Murphy’s Law prevailed, however. The mug body samples that arrived the following month were beautiful but disappointing: three of the four samples had lost their insulating vacuum and all were missing their internal heat transfer elements. It would be another two months before we could give a production go-ahead on the mug bodies.
One year ago, at the end of March 2016, we had a major milestone: we finally received our first (small) shipment of mug bodies, enough to start on the special-coatings Kickstarter rewards. It was part of our first non-test major production order, which had been subject to repeated delays after being placed in late October 2015. We had been told the production would be finished in 62 days, but by the end of January (the last-minute before Chinese New Year shut down the country for several weeks), our sourcing agency representative reported that 50 mug bodies were finished through the final brushing operation, and those were finished on the day of his arrival at his insistence.

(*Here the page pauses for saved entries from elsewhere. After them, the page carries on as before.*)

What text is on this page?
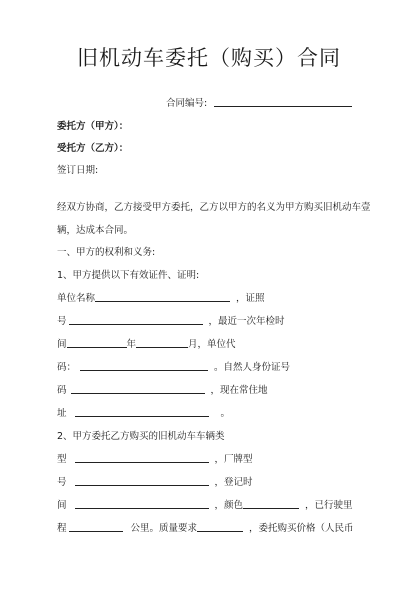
旧机动车委托（购买）合同
合同编号:
委托方（甲方）：
受托方（乙方）：
签订日期:
经双方协商，乙方接受甲方委托，乙方以甲方的名义为甲方购买旧机动车壹
辆，达成本合同。
一、甲方的权利和义务:
1、甲方提供以下有效证件、证明:
单位名称	，证照
号	，最近一次年检时
间	年	月，单位代
码：	。自然人身份证号
码	，现在常住地
址	。
2、甲方委托乙方购买的旧机动车车辆类
型	，厂牌型
号	，登记时
间	，颜色	，已行驶里
程	公里。质量要求	，委托购买价格（人民币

All of the other China-sourced mug parts—lids, gaskets, sleeves, feet and shutter pivots—were made and we had a shipping container ready, a ship date, and a US delivery date. We just needed our finished mug bodies. The good news was that the factory assured us they had thousands of mug bodies ready for the final brushing and our container full of mug bodies and parts could be on a ship by the end of February.
That didn’t happen. The rest of our first production order finally left the factory on April 21, 2016. Our first Titania mugs went off to Kickstarter backers on May 2, 2016. “The road from possibility to reality has been much more difficult than anything we could have guessed when we activated our Kickstarter campaign two and a half years ago,” Dean wrote to backers that day.
Now our road will be a little less uphill. We have the experience of assembling, packing and shipping thousands of mugs, and production is underway for the parts we need to fulfill the rest of our pre-orders. We are using a new factory that is much more reliable and responsive than our first one, so we are looking forward to delighting our patient customers with those mugs beginning in May.